The 1929 reunion was held at Wheeling Park in West Virginia, with "a large attendance" of guests coming from Aliquippa, Charleroi, Washington and Martins Ferry, OH, said the Reporter. Odger was re-elected secretary and Orlan was elected vice president. At the following year's reunion on Aug. 9, 1930, in Washington Park, Orlan was re-elected as vice president, and the Reporter said there was "a good attendance. The afternoon was taken up with games and conversation. At 6 o'clock a picnic dinner was served." All that's known of the 1931 reunion -- as the nation slipped deeper into the morass of the Great Depression -- was that it was scheduled to be held on August 8 and in an advance story, the Reporter said that "All relatives are invited to join this group taking well filled basket for a sumptious [sic] dinner. Dinner will be served at 6 o'clock." 

~ A New Home in Aliquippa ~

The Aliquippa in which the Miners made their first home was dominated by the city's largest employer, Jones & Laughliln Steel, or "J&L" for short. The corporation's sprawling works churned out steel products and stretched for miles on the banks of the Ohio River. It's said that in a city with a population of about 30,000, about a third worked "in the mill."

 

The company also built communities of houses in segregated sections -- known as "plans" -- so that Eastern Europeans were to live in Plans 1, 2, 4 and 9; Serbs and Slavs in Plan 7; Italians and Poles in Plan 11; Jews in Plan 8; Anglos, Germans and Nordics in Plan 12; and management in Plan 6.

Initially, from 1928 to 1934, the young family made their home in Aliquippa's Plan 12 at the address of 1124 Irwin Street, a rented house. During that time, Odger suffered from painful stomach ulcers, thought to have been caused by his dread and fear that he might die young, as his father had at age 42. For a time, he was bedfast and could only drink milk to soothe his stomach.

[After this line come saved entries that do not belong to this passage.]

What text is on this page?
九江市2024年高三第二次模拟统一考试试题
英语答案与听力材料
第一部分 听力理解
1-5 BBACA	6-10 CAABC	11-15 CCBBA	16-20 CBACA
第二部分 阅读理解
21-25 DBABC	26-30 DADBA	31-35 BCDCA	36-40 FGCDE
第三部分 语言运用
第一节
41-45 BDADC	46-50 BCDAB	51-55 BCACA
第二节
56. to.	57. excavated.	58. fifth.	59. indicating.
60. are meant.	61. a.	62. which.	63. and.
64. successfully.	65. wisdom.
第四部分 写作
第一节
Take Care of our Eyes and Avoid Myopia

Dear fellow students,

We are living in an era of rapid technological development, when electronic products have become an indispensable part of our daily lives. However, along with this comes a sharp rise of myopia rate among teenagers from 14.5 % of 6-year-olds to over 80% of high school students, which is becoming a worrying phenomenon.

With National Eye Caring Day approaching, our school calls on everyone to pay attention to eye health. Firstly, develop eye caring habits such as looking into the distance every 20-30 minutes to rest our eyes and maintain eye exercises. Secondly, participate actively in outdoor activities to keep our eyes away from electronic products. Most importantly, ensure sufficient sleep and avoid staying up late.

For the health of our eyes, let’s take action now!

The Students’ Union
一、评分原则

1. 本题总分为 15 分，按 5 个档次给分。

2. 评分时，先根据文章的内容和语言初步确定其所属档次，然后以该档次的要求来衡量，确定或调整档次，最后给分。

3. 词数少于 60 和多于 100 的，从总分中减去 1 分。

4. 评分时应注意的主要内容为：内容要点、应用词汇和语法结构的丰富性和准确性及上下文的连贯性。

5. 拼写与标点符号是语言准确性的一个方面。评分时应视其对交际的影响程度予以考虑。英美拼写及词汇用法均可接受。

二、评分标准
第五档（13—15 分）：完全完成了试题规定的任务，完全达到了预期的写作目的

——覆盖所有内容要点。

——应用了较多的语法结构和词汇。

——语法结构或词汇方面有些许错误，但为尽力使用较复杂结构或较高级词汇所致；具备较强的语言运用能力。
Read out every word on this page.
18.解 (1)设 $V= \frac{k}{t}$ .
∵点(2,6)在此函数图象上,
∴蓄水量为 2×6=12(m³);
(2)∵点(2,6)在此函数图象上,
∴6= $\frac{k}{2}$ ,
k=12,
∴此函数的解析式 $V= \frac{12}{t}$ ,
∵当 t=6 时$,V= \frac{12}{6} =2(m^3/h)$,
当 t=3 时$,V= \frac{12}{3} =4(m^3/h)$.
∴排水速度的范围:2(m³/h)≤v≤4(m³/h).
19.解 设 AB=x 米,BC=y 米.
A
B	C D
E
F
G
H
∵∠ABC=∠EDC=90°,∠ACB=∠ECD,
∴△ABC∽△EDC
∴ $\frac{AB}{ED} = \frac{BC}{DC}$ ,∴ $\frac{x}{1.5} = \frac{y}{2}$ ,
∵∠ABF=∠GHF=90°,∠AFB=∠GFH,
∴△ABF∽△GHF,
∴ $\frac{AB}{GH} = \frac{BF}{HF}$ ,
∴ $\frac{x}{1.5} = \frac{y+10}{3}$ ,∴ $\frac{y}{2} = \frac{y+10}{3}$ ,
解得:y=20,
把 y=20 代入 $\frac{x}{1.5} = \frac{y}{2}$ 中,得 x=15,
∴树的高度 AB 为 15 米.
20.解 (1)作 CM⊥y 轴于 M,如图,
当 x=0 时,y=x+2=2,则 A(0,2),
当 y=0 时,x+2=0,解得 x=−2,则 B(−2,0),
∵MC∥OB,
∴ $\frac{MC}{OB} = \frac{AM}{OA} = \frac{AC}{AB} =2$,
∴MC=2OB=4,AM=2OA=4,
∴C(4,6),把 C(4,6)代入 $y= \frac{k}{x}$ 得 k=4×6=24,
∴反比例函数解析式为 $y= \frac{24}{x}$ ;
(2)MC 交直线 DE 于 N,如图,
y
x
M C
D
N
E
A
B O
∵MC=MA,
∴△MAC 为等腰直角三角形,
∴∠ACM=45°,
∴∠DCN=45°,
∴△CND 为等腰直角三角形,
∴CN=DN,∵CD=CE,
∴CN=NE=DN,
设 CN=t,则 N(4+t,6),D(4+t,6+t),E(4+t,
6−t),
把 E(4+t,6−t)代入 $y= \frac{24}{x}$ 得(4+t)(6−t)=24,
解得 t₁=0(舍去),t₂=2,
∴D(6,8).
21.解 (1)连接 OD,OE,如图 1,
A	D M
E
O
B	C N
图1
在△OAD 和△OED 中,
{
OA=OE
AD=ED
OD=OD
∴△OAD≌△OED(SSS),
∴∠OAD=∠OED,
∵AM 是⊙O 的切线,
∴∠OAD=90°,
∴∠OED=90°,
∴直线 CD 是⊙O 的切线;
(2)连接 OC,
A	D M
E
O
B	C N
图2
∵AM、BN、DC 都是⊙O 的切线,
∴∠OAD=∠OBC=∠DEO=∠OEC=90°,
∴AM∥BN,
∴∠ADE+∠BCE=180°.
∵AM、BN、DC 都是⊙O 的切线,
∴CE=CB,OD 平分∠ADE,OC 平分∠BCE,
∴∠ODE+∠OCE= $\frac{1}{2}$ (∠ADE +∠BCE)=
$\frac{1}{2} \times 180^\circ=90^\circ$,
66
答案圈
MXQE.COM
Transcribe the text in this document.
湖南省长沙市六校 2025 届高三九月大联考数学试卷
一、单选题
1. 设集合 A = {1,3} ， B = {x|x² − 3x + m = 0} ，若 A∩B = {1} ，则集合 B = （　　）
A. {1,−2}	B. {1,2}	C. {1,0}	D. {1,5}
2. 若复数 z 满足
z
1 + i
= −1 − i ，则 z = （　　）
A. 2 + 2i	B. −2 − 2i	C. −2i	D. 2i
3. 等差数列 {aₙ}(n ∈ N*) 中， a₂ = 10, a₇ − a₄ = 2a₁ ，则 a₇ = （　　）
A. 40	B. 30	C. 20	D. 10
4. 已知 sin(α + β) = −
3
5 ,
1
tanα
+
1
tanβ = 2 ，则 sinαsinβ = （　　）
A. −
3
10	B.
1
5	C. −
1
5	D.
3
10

Only after he reached his early 40s did he lose this anxiety and fully recover his health.

The census-taker of 1930 recorded the names of Odger and their eldest son as spelled "Ordger" and at the time Odger worked in sales for the gas company. When his widowed mother married Benjamin Franklin Marshall in September 1934, the nuptials were held in Odger and Monalea's Irwin Street home so that he could participate as best man. Later that year, the Miners moved four-tenths of a mile away to a house at 711 Reed Street.

By 1936, Aliquippa was undergoing a profound change. That year, tempers flared widely when J&L was engaged in a battle over wages and working conditions with unionized workers. When the company fired employees who were union members, they filed suit with the National Labor Relations Board. The largest picnic in the history of Aliquippa was held in September 1936, drawing 60,000 spectators who enjoyed a parade of marching and floats, with events "held at three locations, a park in Plan 11, Franklin Field, now Morell Park, and Ravine Park, which was the center of activities," said the Beaver County Times.

Perhaps because of the need to be physically and mentally tough to survive, Aliquippa has produced more than its share of talented people who went on to national fame over the years. The list includes pro football hall-of-famers Tony Dorsett, Mike Ditka, Ty Law and Darrelle Revis, basketball superstar Pistol Pete Maravich and multi-Oscar and Grammy Award winning musical composer Henry Mancini, among many others. Odger and Monalea's son Wayne and son-in-law Gordon Jones worked "in the mill" during their college summers, and both decided that type of life was not for them.

Aliquippa thrived for decades until the decline of the steel industry and shutdown of J&L in 1985. Today Plan 12, where the Miners first made a home, is widely reputed as one of the most dangerous in Beaver County.

Above and below: Odger (circled in red) with the Men's Bible Class of the First Presbyterian Church of Aliquippa, April 5, 1931.
    

 

The family, early 1950s

~ A Growing Family ~

 

From 1930 to 1940, the Miners produced four children were Odger "Wayne" Miner, Richard "Dean" Miner, Marjean Lee Jones and Donald William Miner. 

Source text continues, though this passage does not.